Ника тем временем нарезала еще колбасы и, положив ее на тарелку, повернулась к большому кухонному столу, за которым как раз и сидел ее муж, ноющий и в трусах. А он, между тем, как можно было бы подумать, ныть не перестал, а еще пуще прежнего тем самым нытьем залился. И ныл, и ныл, и ныл… Ника длинный нож столовый, тонкий, отточенный, с необычайно острым концом над головой мужа занесла высоко-высоко, выше некуда. Стояла так, дрожала, от пяток до зубов, не в состоянии ни опустить руку вниз, обратно, и ни мужа ударить, хоть и очень хотелось. Стояла, стояла, губы кусая, и кровью из них, растерзанных, заливаясь, и рубанула наконец-то долгожданно. Но нож мимо головы мужа просвистел и прямо самой Нике меж ребер с левого бока вонзился и пропорол кожу, нежную, чистую. Но внутрь не проник. Нет, слава Богу! Голова у Ники закружилась, и она стала падать на кухонный, аккуратно подметенный ею недавно, но почему-то липкий пол. Падая, очень жалела, что не попала себе в сердце, как метила, очень жалела…

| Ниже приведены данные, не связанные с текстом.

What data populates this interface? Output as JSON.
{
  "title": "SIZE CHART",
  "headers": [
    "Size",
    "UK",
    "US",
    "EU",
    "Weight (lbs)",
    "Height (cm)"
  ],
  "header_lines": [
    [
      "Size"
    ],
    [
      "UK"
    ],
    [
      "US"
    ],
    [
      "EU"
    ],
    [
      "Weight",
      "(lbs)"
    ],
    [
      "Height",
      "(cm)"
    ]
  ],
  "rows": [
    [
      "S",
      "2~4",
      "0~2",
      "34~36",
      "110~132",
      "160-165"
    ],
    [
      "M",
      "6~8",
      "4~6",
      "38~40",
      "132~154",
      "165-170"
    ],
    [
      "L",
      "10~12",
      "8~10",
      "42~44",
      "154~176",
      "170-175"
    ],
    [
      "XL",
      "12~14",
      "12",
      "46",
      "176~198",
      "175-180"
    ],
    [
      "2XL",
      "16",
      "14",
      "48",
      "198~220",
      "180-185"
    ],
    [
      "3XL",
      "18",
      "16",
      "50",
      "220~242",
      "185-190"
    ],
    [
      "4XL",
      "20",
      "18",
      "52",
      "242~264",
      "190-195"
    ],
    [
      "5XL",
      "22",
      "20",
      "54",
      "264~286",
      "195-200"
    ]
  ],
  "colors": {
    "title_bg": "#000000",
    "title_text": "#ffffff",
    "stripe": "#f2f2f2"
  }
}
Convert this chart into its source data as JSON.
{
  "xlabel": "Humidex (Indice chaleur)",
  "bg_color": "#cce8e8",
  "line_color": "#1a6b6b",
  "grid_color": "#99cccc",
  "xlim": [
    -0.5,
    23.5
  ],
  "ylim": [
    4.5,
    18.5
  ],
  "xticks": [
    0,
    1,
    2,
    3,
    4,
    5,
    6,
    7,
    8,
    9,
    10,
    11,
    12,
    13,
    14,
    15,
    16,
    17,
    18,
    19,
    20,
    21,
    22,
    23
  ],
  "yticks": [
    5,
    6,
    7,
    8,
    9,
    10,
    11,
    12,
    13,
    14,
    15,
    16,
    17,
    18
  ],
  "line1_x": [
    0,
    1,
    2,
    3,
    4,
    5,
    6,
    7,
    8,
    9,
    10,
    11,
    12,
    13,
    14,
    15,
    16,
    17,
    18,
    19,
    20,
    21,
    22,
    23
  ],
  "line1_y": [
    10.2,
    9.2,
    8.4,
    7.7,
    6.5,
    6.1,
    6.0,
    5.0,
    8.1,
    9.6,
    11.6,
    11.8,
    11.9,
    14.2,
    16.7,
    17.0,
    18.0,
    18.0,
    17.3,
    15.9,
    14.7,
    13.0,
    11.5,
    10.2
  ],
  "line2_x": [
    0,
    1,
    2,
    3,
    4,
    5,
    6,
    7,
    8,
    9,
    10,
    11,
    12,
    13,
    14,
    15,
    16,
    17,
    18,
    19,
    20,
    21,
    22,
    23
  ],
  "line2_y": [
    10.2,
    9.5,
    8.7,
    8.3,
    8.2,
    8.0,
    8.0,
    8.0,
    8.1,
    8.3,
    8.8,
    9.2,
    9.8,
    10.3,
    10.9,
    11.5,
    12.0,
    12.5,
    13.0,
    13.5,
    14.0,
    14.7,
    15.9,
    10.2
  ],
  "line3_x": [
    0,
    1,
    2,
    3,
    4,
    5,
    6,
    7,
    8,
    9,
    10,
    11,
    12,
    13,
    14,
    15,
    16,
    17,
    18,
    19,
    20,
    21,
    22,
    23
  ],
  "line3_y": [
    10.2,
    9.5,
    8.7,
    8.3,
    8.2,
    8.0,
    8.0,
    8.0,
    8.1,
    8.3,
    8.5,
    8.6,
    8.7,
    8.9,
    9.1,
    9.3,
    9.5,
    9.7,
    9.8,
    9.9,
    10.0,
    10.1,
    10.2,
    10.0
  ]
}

…Я вспомнил, что действительно у Ники есть небольшая белая полоска под левой грудью. Я думал, это след от обыкновенной царапины, полученной в далеком детстве, а оно вон как оказалось. «Следи за супом и за картошкой, – сказала мне Ника, – а я пойду приведу себя в порядок» – «Конечно, – сказал я, – иди и приведи себя в порядок.

А я послежу за супом и за картошкой». И я следил. И мне было очень приятно это делать – следить. За супом и за картошкой следить действительно гораздо приятней, чем, допустим, за Ромой и Никой. И я подумал сначала, что было бы вот так крайне замечательно, если бы мне в моей дальнейшей жизни нужно было следить только за супом и за картошкой, ну или там за жарящейся свининой, или за макаронами, или за кошками и собаками, или за порядком в квартире, или за детьми, но никоим образом не следить за людьми, чтобы они, не дай Бог, ничего не наделали дурного, не побили никого и не убили никого – например, того, кто рядом, или, например, себя. Но так я подумал только поначалу, сразу после того, как присел на подоконник и начал следить за супом и картошкой. А вот по прошествии какого-то времени, долгого ли, короткого ли, не посчитать, на часы не смотрел, к совершенно иным выводам пришел, исключительно противоположным. Почему, подумал, что-то одно должно быть хорошо, а что-то другое плохо? Почему это, интересно, одно должно быть мне приятно, а что-то иное до боли противно и отвратительно? Раз таким образом чувствую и думаю, размышлял я, значит, рассчитываю на нескончаемую, можно сказать, вечную жизнь. Ведь так? Значит, есть время у меня на то, чтобы что-нибудь не любить, и чего-то ненавидеть, и к чему-то относиться с раздражением, страхом, брезгливостью и недоброжелательностью, или в крайнем случае с равнодушием. Но ведь неверно это. Нет у меня на такие чувства и мысли ни времени, ни сил. Ни сил, ни времени. И потому все, что со мной и вокруг меня происходит, я должен, я обязан принимать с радостью, воодушевлением и с решительным настроем извлекать пользу из любой своей эмоции и из любой сложившейся ситуации. Главное – окончательно поверить, что ты не бессмертен. Это очень трудно, как ни парадоксально, очень трудно. Но надо. Тогда все в этой жизни встанет на свои места. Само собой встанет, без дальнейших усилий и трудностей. Так что почему бы мне и не последить за Никой и Ромой. Замечательное занятие. Ей-богу, не вру.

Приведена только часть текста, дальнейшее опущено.